Scritti Pollitti – Cupid & Psyche 85: ahead-of-its-time pop music with crazy production, I feel like some of this is right on the edge of being a little annoying but never quite gets there, I thought it was excellent.
Elvis Costello and the Attractions – Blood & Chocolate: found the last couple of Elvis albums on the list pretty boring as he matured into a “classic songwriter” type, but this album has a little more edge again and some strong pop-rock tunes, maybe the best I’ve heard from him.
Afrika Bambaataa & Soulsonic Force – Planet Rock: The Album: punchy old-school hip-hop, I was familiar with the Kraftwerk-sampling title track but the whole album is up to a similar standard, really fun.
—
Screen Drafts, 2025 Mega Draft – a truly epic episode, really enjoyed the discussion and Daniel Waters was a fun new voice for the show. Some nice deeper cuts to investigate in the lower half of the list, but I was disappointed they were so dismissive of my personal favourite film of the year, Marty Supreme. Bah!
That was a fun Screen Drafts episode, and I’m glad it pointed me towards The Ballad of Wallis Island, which I hadn’t even heard of before.
That was my second favourite film of 2025! And also a very personally significant one because I asked my now-girlfriend out after we saw it together!
What a perfect (almost) first date movie!

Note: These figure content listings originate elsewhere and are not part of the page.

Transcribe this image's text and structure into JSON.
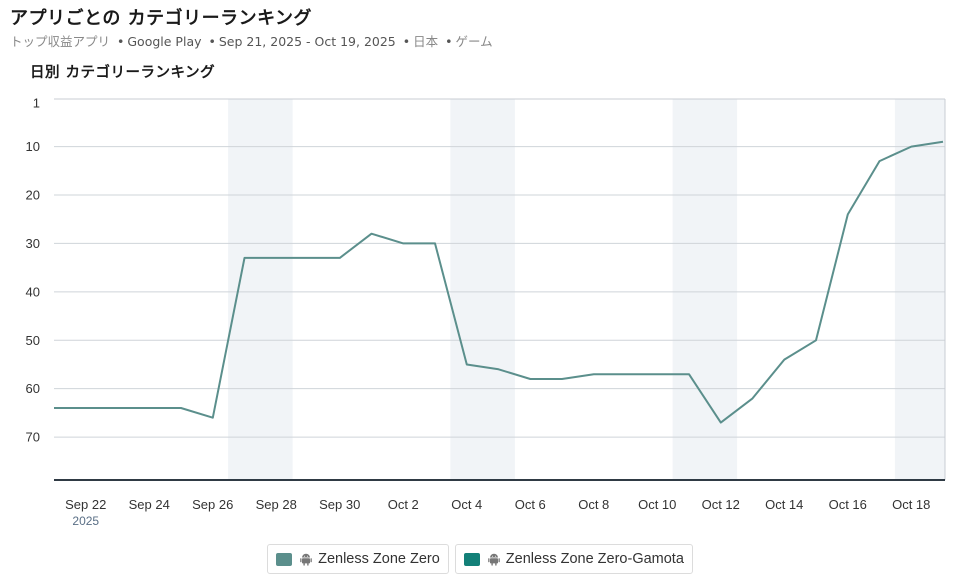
{
  "header": {
    "title": "アプリごとの カテゴリーランキング",
    "subtitle_parts": {
      "metric": "トップ収益アプリ",
      "store": "Google Play",
      "date_range": "Sep 21, 2025 - Oct 19, 2025",
      "country": "日本",
      "category": "ゲーム"
    },
    "separator": "•"
  },
  "chart_data": {
    "type": "line",
    "title": "日別 カテゴリーランキング",
    "y_axis": {
      "reversed": true,
      "min": 1,
      "max": 80,
      "ticks": [
        1,
        10,
        20,
        30,
        40,
        50,
        60,
        70
      ]
    },
    "x_tick_labels": [
      "Sep 22",
      "Sep 24",
      "Sep 26",
      "Sep 28",
      "Sep 30",
      "Oct 2",
      "Oct 4",
      "Oct 6",
      "Oct 8",
      "Oct 10",
      "Oct 12",
      "Oct 14",
      "Oct 16",
      "Oct 18"
    ],
    "x_year_label": "2025",
    "weekend_bands": [
      [
        "Sep 27",
        "Sep 28"
      ],
      [
        "Oct 4",
        "Oct 5"
      ],
      [
        "Oct 11",
        "Oct 12"
      ],
      [
        "Oct 18",
        "Oct 19"
      ]
    ],
    "grid": true,
    "series": [
      {
        "name": "Zenless Zone Zero",
        "color": "#5b8f8c",
        "points": [
          [
            "Sep 21",
            64
          ],
          [
            "Sep 22",
            64
          ],
          [
            "Sep 23",
            64
          ],
          [
            "Sep 24",
            64
          ],
          [
            "Sep 25",
            64
          ],
          [
            "Sep 26",
            66
          ],
          [
            "Sep 27",
            33
          ],
          [
            "Sep 28",
            33
          ],
          [
            "Sep 29",
            33
          ],
          [
            "Sep 30",
            33
          ],
          [
            "Oct 1",
            28
          ],
          [
            "Oct 2",
            30
          ],
          [
            "Oct 3",
            30
          ],
          [
            "Oct 4",
            55
          ],
          [
            "Oct 5",
            56
          ],
          [
            "Oct 6",
            58
          ],
          [
            "Oct 7",
            58
          ],
          [
            "Oct 8",
            57
          ],
          [
            "Oct 9",
            57
          ],
          [
            "Oct 10",
            57
          ],
          [
            "Oct 11",
            57
          ],
          [
            "Oct 12",
            67
          ],
          [
            "Oct 13",
            62
          ],
          [
            "Oct 14",
            54
          ],
          [
            "Oct 15",
            50
          ],
          [
            "Oct 16",
            24
          ],
          [
            "Oct 17",
            13
          ],
          [
            "Oct 18",
            10
          ],
          [
            "Oct 19",
            9
          ]
        ]
      },
      {
        "name": "Zenless Zone Zero-Gamota",
        "color": "#138078",
        "points": []
      }
    ],
    "legend_position": "bottom-center"
  },
  "legend": {
    "icon": "android-icon",
    "items": [
      "Zenless Zone Zero",
      "Zenless Zone Zero-Gamota"
    ]
  }
}
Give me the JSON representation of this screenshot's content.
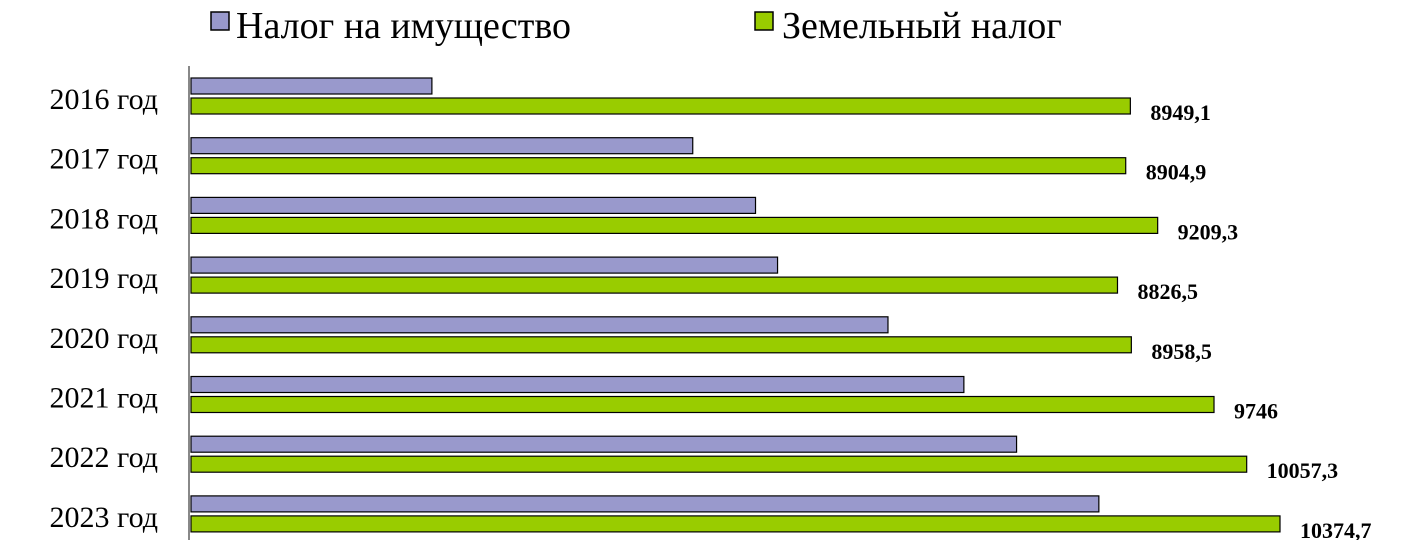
{
  "chart_data": {
    "type": "bar",
    "orientation": "horizontal",
    "categories": [
      "2016 год",
      "2017 год",
      "2018 год",
      "2019 год",
      "2020 год",
      "2021 год",
      "2022 год",
      "2023 год"
    ],
    "series": [
      {
        "name": "Налог на имущество",
        "color": "#9999cc",
        "values": [
          2295,
          4780,
          5378,
          5588,
          6640,
          7363,
          7865,
          8649
        ]
      },
      {
        "name": "Земельный налог",
        "color": "#99cc00",
        "values": [
          8949.1,
          8904.9,
          9209.3,
          8826.5,
          8958.5,
          9746,
          10057.3,
          10374.7
        ],
        "labels": [
          "8949,1",
          "8904,9",
          "9209,3",
          "8826,5",
          "8958,5",
          "9746",
          "10057,3",
          "10374,7"
        ]
      }
    ],
    "legend_position": "top",
    "grid": false
  }
}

Psychocandy rocks! Literally. I feel like Sumner’s voice/sincere and silly lyrics were the weak point for me when I was younger and I’ve gained affection for them with age. He means every often questionable word.
The piano on Tango Till They’re Sore sounds like it did some hard drinking in New Orleans the night before. If you can get it there is a great performance of it on yt from when Waits was on Letterman.
Well, his music’s rubbish and he’s a ginger.